I'm using the following software:
So I have this table, it contains an ID column (but this is not unique!), some other columns, and an "Order" column (number 2,0). I'm trying to select everything with the lowest number in the "Order" column grouped by ID.
This works:
query.GroupBy(item => item.Id).Select(item => item.Min(t => t.Order));
But it gives me an IEnumerable with just the integer (usualy a whole list with the number 1)
I need the full Entity, so I try this:
query.GroupBy(item => item.Id).Select(item => item.OrderBy(t => t.Order).FirstOrDefault());
This gives me the following exception:
"Oracle 11.2.0.3.0 does not support APPLY"
So, the obvious solution might be to update some of the things listed above. However: that's not an option.
I was thinking I could just select the Unique Key (which is the ID, the Order and StartDate columns, yeah... don't ask). But how do I do that?
This is wrong obviously:
query.GroupBy(item => item.Id).Select(item => new { item.Min(t => t.Order), item.Min(t => t.Id), item.Min(t => t.StartDate) });
Because it would select the min-value of all of them, while I want the values belonging to the row with the lowest Order-number. So that would be the first question: how do I do that select?

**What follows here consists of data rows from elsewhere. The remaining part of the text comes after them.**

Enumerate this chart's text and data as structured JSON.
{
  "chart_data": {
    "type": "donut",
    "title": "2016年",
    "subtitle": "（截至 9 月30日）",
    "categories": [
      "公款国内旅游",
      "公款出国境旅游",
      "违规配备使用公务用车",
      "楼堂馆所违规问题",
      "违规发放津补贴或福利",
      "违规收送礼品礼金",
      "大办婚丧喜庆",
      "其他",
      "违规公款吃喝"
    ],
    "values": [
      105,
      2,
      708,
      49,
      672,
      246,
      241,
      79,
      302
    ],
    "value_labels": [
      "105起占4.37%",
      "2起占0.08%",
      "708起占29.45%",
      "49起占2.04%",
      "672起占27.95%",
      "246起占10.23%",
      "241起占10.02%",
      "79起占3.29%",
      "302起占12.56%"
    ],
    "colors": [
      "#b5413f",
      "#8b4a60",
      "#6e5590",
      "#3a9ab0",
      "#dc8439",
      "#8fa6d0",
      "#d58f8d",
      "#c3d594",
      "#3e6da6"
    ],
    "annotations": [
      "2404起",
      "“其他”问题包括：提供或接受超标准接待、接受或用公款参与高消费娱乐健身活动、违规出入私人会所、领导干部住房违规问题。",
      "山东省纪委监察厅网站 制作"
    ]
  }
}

Second question: how do I get the full entities that go with those unique-keys? Can I do the query in one select? Should I use a list.contains?
Any suggestions?
It looks like you have a table structure that you cannot query in a single select statement. You have two alternatives:
Solution 1 (nested select)
var intermediateResult = query
.GroupBy(item => item.Id)
.Select(item => new { item.Min(t => t.Order), item.Key })
.ToArray();
This gives you an array of (Order, Id) that you can use in a subsequent query.
Solution 2 (in-memory filter)
var result = query
.GroupBy(item => item.Id)
.Select(item => item.OrderBy(t => t.Order))
.ToArray()
.Select(item => item.First());</code></pre>
This loads all records into memory and uses First()
on the resulting arrays, which may not be an option depending on the number of rows.